Strange doings are afoot in the world of American high school series fiction, once all sleepover scandal and prom queen skulduggery. Among fans of cult TV, Sunnydale High is more famous than Hogwarts.
Sunnydale is the average fictional well-heeled small town in California with a mall, a drive-in and a population of gilded WASP youth. But the high school is also the site of the mouth of Hell, so vampires, zombies and the like abound.
Student Buffy Ann Summers has the ability to see off the evil beings, helped by a supply of handbag-sized stakes and her watcher (a mentortrainer called Giles who doubles as the school librarian).

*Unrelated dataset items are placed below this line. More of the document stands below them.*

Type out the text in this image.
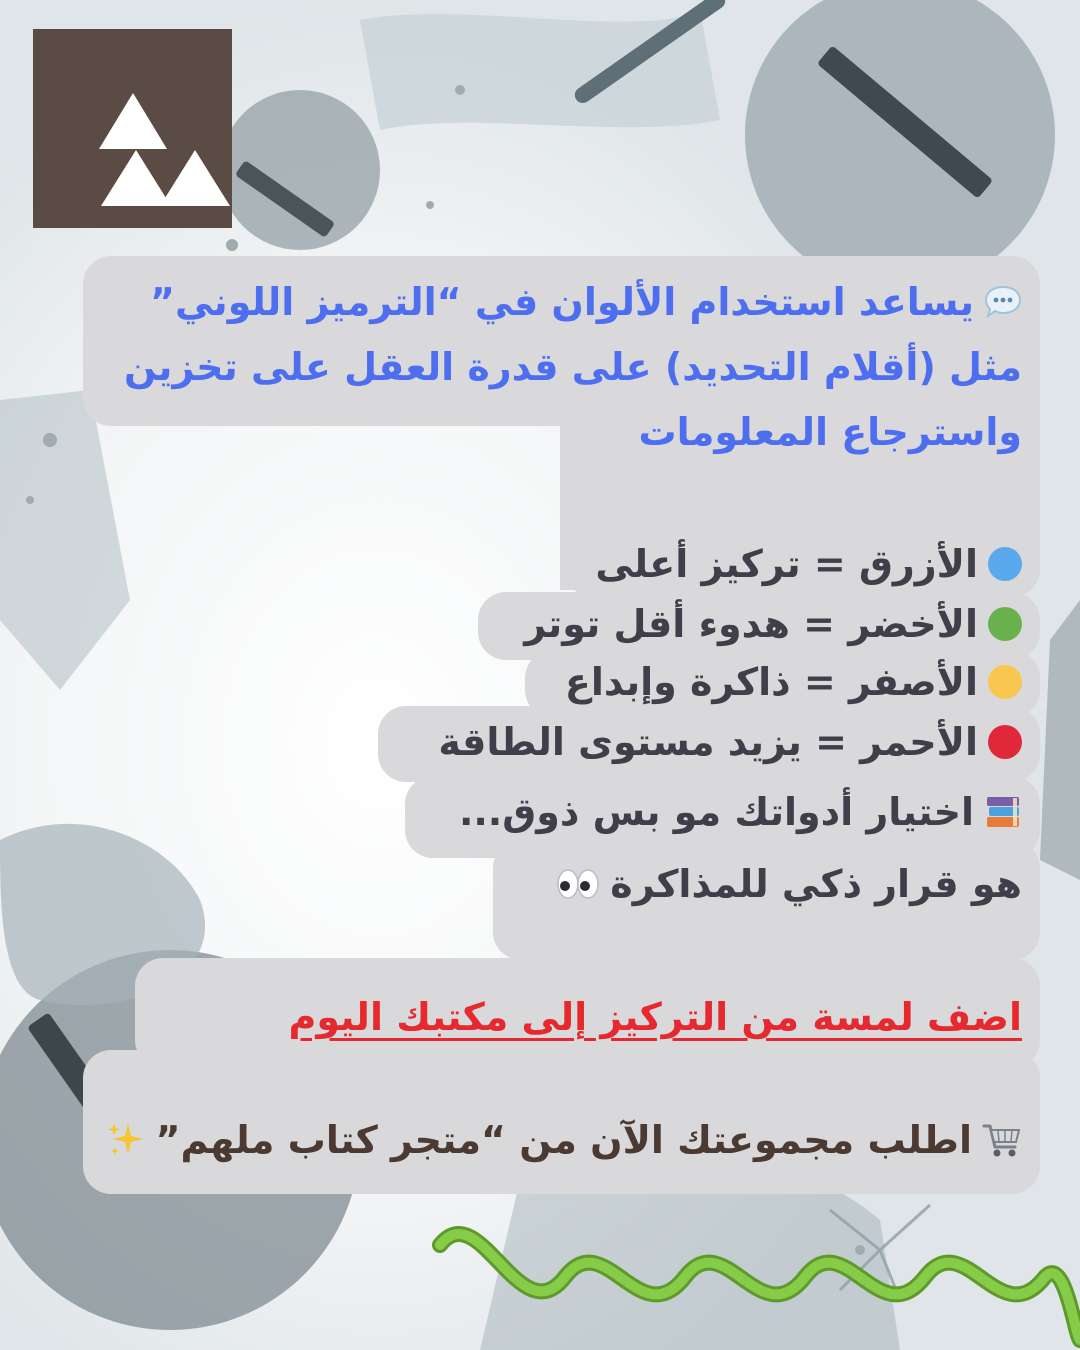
يساعد استخدام الألوان في “الترميز اللوني”
مثل (أقلام التحديد) على قدرة العقل على تخزين
واسترجاع المعلومات
الأزرق = تركيز أعلى
الأخضر = هدوء أقل توتر
الأصفر = ذاكرة وإبداع
الأحمر = يزيد مستوى الطاقة
اختيار أدواتك مو بس ذوق...
هو قرار ذكي للمذاكرة
اضف لمسة من التركيز إلى مكتبك اليوم
اطلب مجموعتك الآن من “متجر كتاب ملهم”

Her cohorts include boyfriend Angel (who used to be a vampire and has several Pocket Book titles devoted to him) brainy friend Willow, spoilt mall princess Cordelia and Willow's boyfriend, Oz, who is sometimes a werewolf and also (even more frightening) plays in a band. Hence the Buffy the Vampire Slayer TV series, which has an obsessive following among young teenagers, and its publishing spin-offs: novelisations and, more recently, graphic novels.
There are more than 20 novelisations, of which Deep Water is a recent example. In general in the series, dialogue, pace and characterisation is as sharp as in the TV scripts, but the descriptive writing that's unnecessary in a script suffers by comparison. The plot of Deep Water looks beyond the standard Sunnydale choice of Gothic villains, borrowing from the myths of the selkie and the merrow, sea creatures that are about as Californian as North Sea herring.

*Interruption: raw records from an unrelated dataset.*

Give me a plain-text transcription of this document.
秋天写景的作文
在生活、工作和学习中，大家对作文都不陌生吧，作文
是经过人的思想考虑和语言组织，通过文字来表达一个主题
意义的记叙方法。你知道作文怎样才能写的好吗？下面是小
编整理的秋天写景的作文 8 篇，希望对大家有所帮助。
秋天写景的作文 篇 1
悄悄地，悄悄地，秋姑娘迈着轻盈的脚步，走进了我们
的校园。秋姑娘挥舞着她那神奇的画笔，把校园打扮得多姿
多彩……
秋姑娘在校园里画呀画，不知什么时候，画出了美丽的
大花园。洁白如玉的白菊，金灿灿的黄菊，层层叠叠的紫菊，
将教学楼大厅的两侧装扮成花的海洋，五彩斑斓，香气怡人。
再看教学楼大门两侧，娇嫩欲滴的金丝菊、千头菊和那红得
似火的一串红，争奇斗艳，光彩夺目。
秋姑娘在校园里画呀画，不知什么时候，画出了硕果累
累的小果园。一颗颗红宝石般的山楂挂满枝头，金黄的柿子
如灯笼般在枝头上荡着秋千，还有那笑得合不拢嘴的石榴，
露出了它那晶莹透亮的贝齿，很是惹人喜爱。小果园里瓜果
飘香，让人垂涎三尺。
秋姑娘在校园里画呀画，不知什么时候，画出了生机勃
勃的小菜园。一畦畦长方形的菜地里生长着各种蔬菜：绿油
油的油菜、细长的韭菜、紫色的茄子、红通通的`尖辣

The books have an addictive pulp fiction quality and a stronger narrative base than many horror series. You can read three at a sitting before the creaks in the prose make your hair stand on end.
Meanwhile the Buffy graphic novels that are relatively new to the UK (only four available so far) capture more of the flavour of the TV show while adding their own creative dimension.

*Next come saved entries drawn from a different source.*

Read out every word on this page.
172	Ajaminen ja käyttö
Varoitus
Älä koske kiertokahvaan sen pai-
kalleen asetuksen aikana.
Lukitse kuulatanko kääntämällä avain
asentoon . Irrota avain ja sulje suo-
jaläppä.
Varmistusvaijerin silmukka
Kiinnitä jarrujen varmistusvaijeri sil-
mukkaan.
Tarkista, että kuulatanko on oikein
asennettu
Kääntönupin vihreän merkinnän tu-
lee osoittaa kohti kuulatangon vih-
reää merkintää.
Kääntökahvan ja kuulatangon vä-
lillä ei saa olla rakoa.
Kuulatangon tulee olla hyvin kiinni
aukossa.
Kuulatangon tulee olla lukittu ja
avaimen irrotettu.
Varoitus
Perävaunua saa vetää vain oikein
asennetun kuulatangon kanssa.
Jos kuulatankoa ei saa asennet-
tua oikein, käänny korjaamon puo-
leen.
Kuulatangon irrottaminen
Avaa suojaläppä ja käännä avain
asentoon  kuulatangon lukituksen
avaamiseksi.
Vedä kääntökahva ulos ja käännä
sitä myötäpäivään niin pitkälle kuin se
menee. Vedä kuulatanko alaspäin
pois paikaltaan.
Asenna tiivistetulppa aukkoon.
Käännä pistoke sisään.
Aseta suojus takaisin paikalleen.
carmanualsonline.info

Writer Brereton and graphic rtists Gomez and Florea tackle three slick, souped-up stories in Uninvited Guests - see also The Dust Waltz, starring the mother of all vampires, Lilith, by the same team.
Francine Pascal, creator of Sweet Valley High, has moved into Greenwich Village, a much tougher neighbourhood, with her Fearless series. Her 17-year-old heroine, Gaia Moore, like Buffy, marshals unusual powers against a conspiracy of dark forces. Gaia was born without the fear gene and has no sense of self-limitation to hamper her martial arts prowess.
Kim Reynolds, Roehampton Institute's professor of children's literature, referred to the Buffy books in her recent Silver lecture on fantasy (part of which appears in the Books in Schools supplement in today's TES). She believes anti-conspiracy sagas empower children (many of whom believe, often correctly, that adults have their own conspiracy). Gaia is another empowering heroine in the Buffy mould, but there are important differences.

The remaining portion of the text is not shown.